Assassin's Creed Odyssey [022] 🗡️ Das Schlangennest

Assassin's Creed Odyssey [022] 🗡️ Das Schlangennest

Mit der Mission „Das Schlangennest“ erreicht Assassin's Creed Odyssey einen der spannendsten Wendepunkte der bisherigen Handlung. Nachdem Kassandra im Orakel von Delphi endlich wichtige Informationen über den Kult des Kosmos erhalten hat, wird ihr klar, dass sie längst selbst zum Ziel der geheimen Organisation geworden ist. Was zunächst wie eine Verschwörung im Hintergrund wirkte, entwickelt sich nun zu einer direkten Bedrohung.

Gemeinsam mit Herodotos versucht Kassandra, die neu gewonnenen Hinweise zu verstehen.

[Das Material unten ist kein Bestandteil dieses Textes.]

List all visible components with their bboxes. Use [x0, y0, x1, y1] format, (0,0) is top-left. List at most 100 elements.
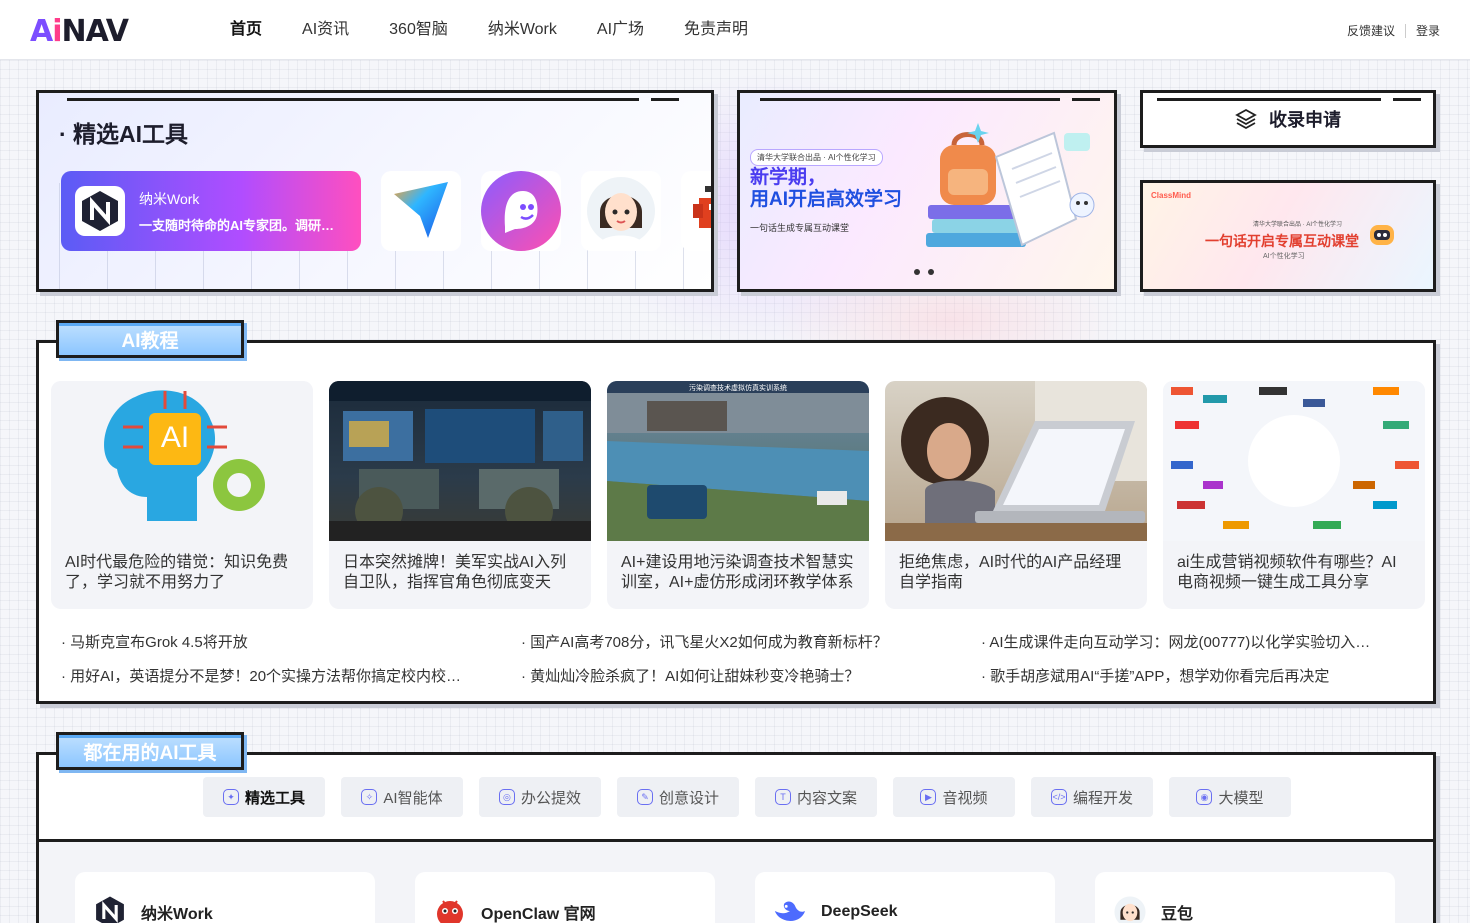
article-card[interactable]: 拒绝焦虑，AI时代的AI产品经理自学指南 [885, 381, 1147, 609]
tool-grid: 纳米Work OpenClaw 官网 DeepSeek 豆包 [39, 839, 1433, 923]
tool-name: 豆包 [1161, 906, 1194, 923]
tool-name: DeepSeek [821, 903, 898, 920]
model-icon: ◉ [1196, 789, 1213, 805]
news-link[interactable]: 用好AI，英语提分不是梦！20个实操方法帮你搞定校内校… [61, 665, 501, 686]
tab-office[interactable]: ◎ 办公提效 [479, 777, 601, 817]
article-card[interactable]: AI AI时代最危险的错觉：知识免费了，学习就不用努力了 [51, 381, 313, 609]
section-tag-tutorials: AI教程 [56, 320, 244, 358]
article-card[interactable]: 日本突然摊牌！美军实战AI入列自卫队，指挥官角色彻底变天 [329, 381, 591, 609]
banner-subtitle: 一句话生成专属互动课堂 [750, 223, 850, 233]
tool-name: 纳米Work [141, 906, 213, 923]
tab-label: 精选工具 [244, 789, 305, 807]
tutorials-panel: AI AI时代最危险的错觉：知识免费了，学习就不用努力了 日本突然摊牌！美军实战… [36, 340, 1436, 704]
avatar-app-icon[interactable] [581, 171, 661, 251]
decorative-line [67, 98, 639, 101]
promo-banner[interactable]: 清华大学联合出品 · AI个性化学习 新学期， 用AI开启高效学习 一句话生成专… [737, 90, 1117, 292]
featured-tool-name: 纳米Work [139, 190, 200, 207]
thumbnail-caption: 污染调查技术虚拟仿真实训系统 [689, 383, 787, 392]
featured-title: · 精选AI工具 [59, 121, 189, 147]
featured-tool-desc: 一支随时待命的AI专家团。调研… [139, 217, 335, 233]
star-icon: ✦ [222, 789, 239, 805]
laptop-user-thumbnail [885, 381, 1147, 541]
nami-work-icon [93, 895, 127, 923]
submit-tool-button[interactable]: 收录申请 [1140, 90, 1436, 148]
tab-media[interactable]: ▶ 音视频 [893, 777, 1015, 817]
carousel-dot[interactable] [914, 269, 920, 275]
banner-title-line1: 新学期， [750, 167, 827, 188]
top-navigation: AiNAV 首页 AI资讯 360智脑 纳米Work AI广场 免责声明 反馈建… [0, 0, 1470, 60]
military-thumbnail [329, 381, 591, 541]
nami-work-icon [75, 186, 125, 236]
code-icon: </> [1050, 789, 1067, 805]
lobster-app-icon[interactable] [681, 171, 711, 251]
decorative-line [1072, 98, 1100, 101]
ghost-app-icon[interactable] [481, 171, 561, 251]
carousel-dots[interactable] [914, 269, 934, 275]
logo[interactable]: AiNAV [30, 14, 130, 49]
tab-label: 音视频 [942, 789, 988, 807]
tool-card[interactable]: 豆包 [1095, 872, 1395, 923]
article-title: AI时代最危险的错觉：知识免费了，学习就不用努力了 [65, 554, 289, 591]
news-link[interactable]: 国产AI高考708分，讯飞星火X2如何成为教育新标杆？ [521, 631, 961, 652]
article-title: ai生成营销视频软件有哪些？AI电商视频一键生成工具分享 [1177, 554, 1397, 591]
robot-icon [1370, 225, 1394, 245]
article-card[interactable]: 污染调查技术虚拟仿真实训系统 AI+建设用地污染调查技术智慧实训室，AI+虚仿形… [607, 381, 869, 609]
article-title: AI+建设用地污染调查技术智慧实训室，AI+虚仿形成闭环教学体系 [621, 554, 854, 591]
nav-link-disclaimer[interactable]: 免责声明 [664, 0, 768, 60]
nav-link-ai-plaza[interactable]: AI广场 [577, 0, 664, 60]
tool-card[interactable]: OpenClaw 官网 [415, 872, 715, 923]
banner-title: 新学期， 用AI开启高效学习 [750, 167, 902, 211]
nav-link-home[interactable]: 首页 [210, 0, 282, 60]
tab-design[interactable]: ✎ 创意设计 [617, 777, 739, 817]
featured-tool-card[interactable]: 纳米Work 一支随时待命的AI专家团。调研… [61, 171, 361, 251]
logo-letter-i: i [52, 14, 62, 49]
tab-featured[interactable]: ✦ 精选工具 [203, 777, 325, 817]
study-illustration [926, 123, 1095, 247]
nav-link-360[interactable]: 360智脑 [369, 0, 468, 60]
tool-card[interactable]: 纳米Work [75, 872, 375, 923]
tab-copywriting[interactable]: T 内容文案 [755, 777, 877, 817]
news-link[interactable]: 黄灿灿冷脸杀疯了！AI如何让甜妹秒变冷艳骑士？ [521, 665, 961, 686]
section-tag-common-tools: 都在用的AI工具 [56, 732, 244, 770]
banner-title-line2: 用AI开启高效学习 [750, 189, 903, 210]
common-tools-panel: ✦ 精选工具 ✧ AI智能体 ◎ 办公提效 ✎ 创意设计 T 内容文案 ▶ 音视频 </> 编… [36, 752, 1436, 923]
nav-link-nami-work[interactable]: 纳米Work [468, 0, 577, 60]
classmind-tagline: 清华大学联合出品 · AI个性化学习 [1253, 222, 1343, 228]
article-title: 拒绝焦虑，AI时代的AI产品经理自学指南 [899, 554, 1122, 591]
decorative-line [1157, 98, 1381, 101]
article-title: 日本突然摊牌！美军实战AI入列自卫队，指挥官角色彻底变天 [343, 554, 567, 591]
layers-icon [1235, 108, 1257, 130]
news-link[interactable]: AI生成课件走向互动学习：网龙(00777)以化学实验切入… [981, 631, 1421, 652]
openclaw-icon [433, 895, 467, 923]
classmind-ad[interactable]: ClassMind 清华大学联合出品 · AI个性化学习 一句话开启专属互动课堂… [1140, 180, 1436, 292]
classmind-subtitle: AI个性化学习 [1263, 253, 1305, 260]
design-icon: ✎ [636, 789, 653, 805]
tool-card[interactable]: DeepSeek [755, 872, 1055, 923]
deepseek-whale-icon [773, 895, 807, 923]
arrow-app-icon[interactable] [381, 171, 461, 251]
decorative-line [651, 98, 679, 101]
agent-icon: ✧ [361, 789, 378, 805]
tab-coding[interactable]: </> 编程开发 [1031, 777, 1153, 817]
news-link[interactable]: 歌手胡彦斌用AI“手搓”APP，想学劝你看完后再决定 [981, 665, 1421, 686]
pollution-survey-thumbnail: 污染调查技术虚拟仿真实训系统 [607, 381, 869, 541]
tab-agents[interactable]: ✧ AI智能体 [341, 777, 463, 817]
tab-label: 创意设计 [658, 789, 719, 807]
tab-llm[interactable]: ◉ 大模型 [1169, 777, 1291, 817]
feedback-link[interactable]: 反馈建议 [1347, 22, 1395, 39]
decorative-line [1393, 98, 1421, 101]
article-card[interactable]: ai生成营销视频软件有哪些？AI电商视频一键生成工具分享 [1163, 381, 1425, 609]
news-link[interactable]: 马斯克宣布Grok 4.5将开放 [61, 631, 501, 652]
login-link[interactable]: 登录 [1416, 22, 1440, 39]
nav-link-ai-news[interactable]: AI资讯 [282, 0, 369, 60]
category-tabs: ✦ 精选工具 ✧ AI智能体 ◎ 办公提效 ✎ 创意设计 T 内容文案 ▶ 音视频 </> 编… [203, 777, 1291, 817]
main-nav: 首页 AI资讯 360智脑 纳米Work AI广场 免责声明 [210, 0, 768, 60]
office-icon: ◎ [498, 789, 515, 805]
tab-label: 大模型 [1218, 789, 1264, 807]
tab-label: 编程开发 [1072, 789, 1133, 807]
top-right-links: 反馈建议 登录 [1347, 22, 1440, 39]
logo-cloud-thumbnail [1163, 381, 1425, 541]
logo-text-nav: NAV [61, 14, 130, 49]
carousel-dot[interactable] [928, 269, 934, 275]
doubao-avatar-icon [1113, 895, 1147, 923]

Ihre Nachforschungen führen sie schließlich an einen Ort, den bisher kaum jemand betreten durfte – die verborgene Versammlungskammer des Kults des Kosmos. Dort erlebt sie aus nächster Nähe, wie mächtig und skrupellos die Organisation tatsächlich ist. Besonders der erste Auftritt von Deimos sorgt für einen der eindrucksvollsten und zugleich erschreckendsten Momente der gesamten Geschichte.

Hinweis: Dieser Beitrag enthält inhaltliche Spoiler zu Episode 22 von Assassin's Creed Odyssey.

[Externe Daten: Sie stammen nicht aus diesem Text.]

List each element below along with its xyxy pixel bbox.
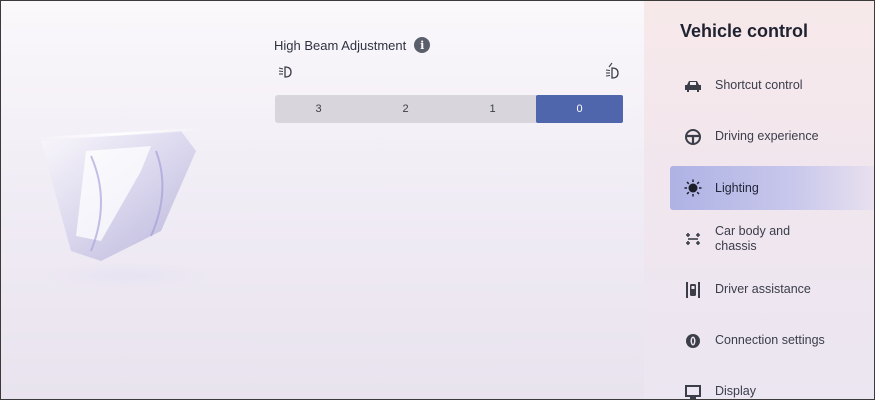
level-option-2[interactable]: 2 xyxy=(362,95,449,123)
menu-label: Car body and chassis xyxy=(715,223,791,253)
info-icon[interactable]: i xyxy=(414,37,431,53)
sidebar-title: Vehicle control xyxy=(680,21,809,41)
headlight-high-icon xyxy=(605,62,619,79)
menu-label: Shortcut control xyxy=(715,78,803,92)
menu-item-display[interactable]: Display xyxy=(670,366,874,400)
display-icon xyxy=(684,383,702,400)
car-icon xyxy=(684,77,702,95)
high-beam-header: High Beam Adjustment i xyxy=(274,37,431,53)
steering-wheel-icon xyxy=(684,128,702,146)
menu-item-connection-settings[interactable]: Connection settings xyxy=(670,315,874,366)
high-beam-level-selector: 3 2 1 0 xyxy=(275,95,623,123)
menu-label: Connection settings xyxy=(715,333,825,347)
menu-label: Driving experience xyxy=(715,129,819,143)
chassis-icon xyxy=(684,230,702,248)
menu-item-driving-experience[interactable]: Driving experience xyxy=(670,111,874,162)
menu-item-shortcut-control[interactable]: Shortcut control xyxy=(670,60,874,111)
light-bulb-icon xyxy=(684,179,702,197)
menu-item-lighting[interactable]: Lighting xyxy=(670,166,874,210)
level-option-1[interactable]: 1 xyxy=(449,95,536,123)
level-option-0[interactable]: 0 xyxy=(536,95,623,123)
vehicle-control-menu: Shortcut control Driving experience Ligh… xyxy=(670,60,874,400)
headlight-artwork xyxy=(31,127,211,290)
headlight-low-icon xyxy=(278,66,292,78)
menu-label: Display xyxy=(715,384,756,398)
menu-item-driver-assistance[interactable]: Driver assistance xyxy=(670,264,874,315)
driver-assist-icon xyxy=(684,281,702,299)
menu-label: Lighting xyxy=(715,180,759,195)
menu-item-car-body-chassis[interactable]: Car body and chassis xyxy=(670,213,874,264)
menu-label: Driver assistance xyxy=(715,282,811,296)
level-option-3[interactable]: 3 xyxy=(275,95,362,123)
vehicle-control-screen: High Beam Adjustment i 3 2 1 0 Vehicle c… xyxy=(0,0,875,400)
high-beam-title: High Beam Adjustment xyxy=(274,37,407,53)
connection-icon xyxy=(684,332,702,350)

Kassandra berichtet Herodotos von den neuen Erkenntnissen

Nach den Ereignissen rund um das Orakel von Delphi sucht Kassandra zunächst Herodotos auf. Der Historiker begleitet ihre Reise bereits seit einiger Zeit und gehört zu den wichtigsten Verbündeten der Söldnerin.

Im Gespräch schildert Kassandra, dass der Kult des Kosmos inzwischen aktiv Jagd auf sie macht. Die Organisation betrachtet sie nicht länger als störende Außenseiterin, sondern als ernsthafte Gefahr für ihre Pläne.

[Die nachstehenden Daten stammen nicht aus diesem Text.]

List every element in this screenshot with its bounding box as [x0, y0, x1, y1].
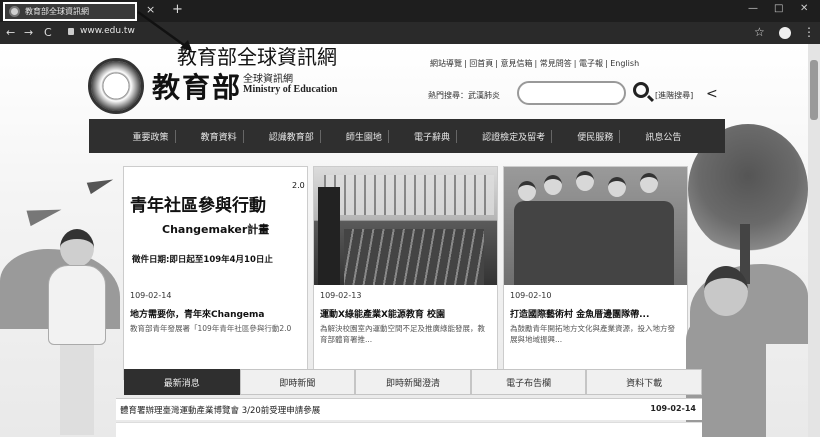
person-figure — [608, 177, 626, 197]
top-link[interactable]: 意見信箱 — [501, 59, 533, 68]
reload-icon[interactable]: C — [44, 26, 52, 39]
tab-bulletin-board[interactable]: 電子布告欄 — [470, 369, 587, 395]
girl-body — [48, 265, 106, 345]
news-list-item[interactable]: 體育署辦理臺灣運動產業博覽會 3/20前受理申請參展 109-02-14 — [116, 398, 702, 420]
site-logo-title[interactable]: 教育部 — [152, 66, 242, 106]
person-figure — [518, 181, 536, 201]
lock-icon — [68, 28, 74, 35]
tab-downloads[interactable]: 資料下載 — [586, 369, 702, 395]
hot-search-text[interactable]: 熱門搜尋：武漢肺炎 — [428, 90, 500, 101]
tab-latest-news[interactable]: 最新消息 — [124, 369, 240, 395]
browser-tab[interactable]: 教育部全球資訊網 — [3, 2, 137, 21]
group-bodies — [514, 201, 674, 285]
window-close-icon[interactable]: ✕ — [800, 3, 808, 14]
news-tabs: 最新消息 即時新聞 即時新聞澄清 電子布告欄 資料下載 — [124, 369, 702, 395]
tab-title: 教育部全球資訊網 — [25, 7, 89, 16]
main-menu: 重要政策 教育資料 認識教育部 師生園地 電子辭典 認證檢定及留考 便民服務 訊… — [89, 119, 725, 153]
news-card-desc: 教育部青年發展署「109年青年社區參與行動2.0 — [130, 324, 292, 333]
news-card[interactable]: 109-02-10 打造國際藝術村 金魚厝邊團隊帶... 為鼓勵青年開拓地方文化… — [503, 166, 688, 380]
maximize-icon[interactable]: □ — [774, 3, 783, 14]
banner-version: 2.0 — [292, 181, 305, 190]
news-card-date: 109-02-14 — [130, 291, 172, 300]
account-icon[interactable] — [779, 27, 791, 39]
news-item-date: 109-02-14 — [650, 404, 696, 413]
menu-item[interactable]: 認識教育部 — [263, 129, 321, 143]
forward-icon[interactable]: → — [24, 26, 33, 39]
scrollbar-thumb[interactable] — [810, 60, 818, 120]
news-card-title[interactable]: 地方需要你，青年來Changema — [130, 307, 302, 320]
menu-item[interactable]: 教育資料 — [195, 129, 244, 143]
site-favicon-icon — [9, 6, 20, 17]
banner-headline: 青年社區參與行動 — [130, 196, 266, 216]
news-item-title[interactable]: 體育署辦理臺灣運動產業博覽會 3/20前受理申請參展 — [120, 404, 320, 416]
search-icon[interactable] — [633, 82, 649, 98]
news-card-date: 109-02-13 — [320, 291, 362, 300]
web-page: 教育部 全球資訊網 Ministry of Education 網站導覽 | 回首… — [0, 44, 808, 437]
site-logo-subtitle: 全球資訊網 — [243, 74, 293, 85]
menu-item[interactable]: 訊息公告 — [639, 130, 687, 143]
banner-deadline: 徵件日期:即日起至109年4月10日止 — [132, 255, 273, 265]
top-link[interactable]: 回首頁 — [469, 59, 493, 68]
annotation-label: 教育部全球資訊網 — [177, 45, 337, 69]
girl-illustration — [34, 229, 118, 437]
top-link[interactable]: 常見問答 — [540, 59, 572, 68]
news-card-desc: 為解決校園室內運動空間不足及推廣綠能發展，教育部體育署推... — [320, 324, 485, 344]
news-card-desc: 為鼓勵青年開拓地方文化與產業資源，投入地方發展與地域振興... — [510, 324, 675, 344]
news-card-image — [314, 167, 497, 285]
news-list-item[interactable] — [116, 422, 702, 437]
minimize-icon[interactable]: — — [748, 3, 758, 14]
tab-news-clarification[interactable]: 即時新聞澄清 — [355, 369, 471, 395]
news-card[interactable]: 109-02-13 運動X綠能產業X能源教育 校園 為解決校園室內運動空間不足及… — [313, 166, 498, 380]
menu-item[interactable]: 認證檢定及留考 — [476, 129, 553, 143]
top-link[interactable]: 電子報 — [579, 59, 603, 68]
paper-plane-icon — [26, 201, 64, 227]
person-figure — [640, 173, 658, 193]
news-card[interactable]: 青年社區參與行動 2.0 Changemaker計畫 徵件日期:即日起至109年… — [123, 166, 308, 380]
top-link[interactable]: English — [610, 59, 639, 68]
share-icon[interactable]: < — [706, 86, 718, 102]
news-card-image: 青年社區參與行動 2.0 Changemaker計畫 徵件日期:即日起至109年… — [124, 167, 307, 285]
search-input[interactable] — [517, 81, 626, 105]
menu-item[interactable]: 師生園地 — [340, 129, 389, 143]
site-logo-english: Ministry of Education — [243, 84, 338, 95]
stadium-roof — [324, 175, 494, 215]
person-figure — [544, 175, 562, 195]
news-card-title[interactable]: 打造國際藝術村 金魚厝邊團隊帶... — [510, 307, 682, 320]
advanced-search-link[interactable]: [進階搜尋] — [655, 90, 693, 101]
menu-item[interactable]: 電子辭典 — [408, 129, 458, 143]
news-card-title[interactable]: 運動X綠能產業X能源教育 校園 — [320, 307, 492, 320]
girl-legs — [60, 345, 94, 435]
browser-menu-icon[interactable]: ⋮ — [803, 25, 815, 39]
boy-head — [704, 266, 748, 316]
ministry-logo-icon[interactable] — [88, 58, 144, 114]
top-links: 網站導覽 | 回首頁 | 意見信箱 | 常見問答 | 電子報 | English — [430, 59, 640, 68]
news-card-image — [504, 167, 687, 285]
back-icon[interactable]: ← — [6, 26, 15, 39]
paper-plane-icon — [86, 173, 116, 195]
menu-item[interactable]: 便民服務 — [571, 129, 621, 143]
bookmark-star-icon[interactable]: ☆ — [754, 25, 765, 39]
person-figure — [576, 171, 594, 191]
stadium-pillar — [318, 187, 340, 285]
news-card-date: 109-02-10 — [510, 291, 552, 300]
tab-instant-news[interactable]: 即時新聞 — [239, 369, 356, 395]
menu-item[interactable]: 重要政策 — [127, 129, 176, 143]
top-link[interactable]: 網站導覽 — [430, 59, 462, 68]
girl-head — [60, 229, 94, 267]
banner-subtitle: Changemaker計畫 — [162, 223, 270, 236]
running-track — [344, 229, 484, 285]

Für Herodotos bestätigt sich damit ein Verdacht, der sich bereits seit mehreren Missionen angedeutet hatte.

Der Kult besitzt ein weit verzweigtes Netzwerk und scheint überall seine Augen und Ohren zu haben.

Niemand weiß genau, wem man noch vertrauen kann.


Der Kult des Kosmos rückt in den Mittelpunkt

Während sich die Geschichte zuvor hauptsächlich um einzelne Aufträge und Hinweise drehte, verändert sich nun der Fokus der gesamten Handlung.

Von jetzt an steht der Kult des Kosmos eindeutig im Zentrum der Geschichte.

Kassandra möchte nicht mehr nur herausfinden, wer hinter einzelnen Anschlägen steckt.

Sie will die gesamte Organisation verstehen.

Dabei stellen sich zahlreiche Fragen:

  • Wer führt den Kult wirklich?
  • Welche Ziele verfolgt die Organisation?
  • Warum wird Kassandra verfolgt?
  • Welche Rolle spielt ihre Familie?
  • Wie groß reicht der Einfluss des Kults tatsächlich?

Diese Fragen treiben die Handlung der nächsten Kapitel entscheidend voran.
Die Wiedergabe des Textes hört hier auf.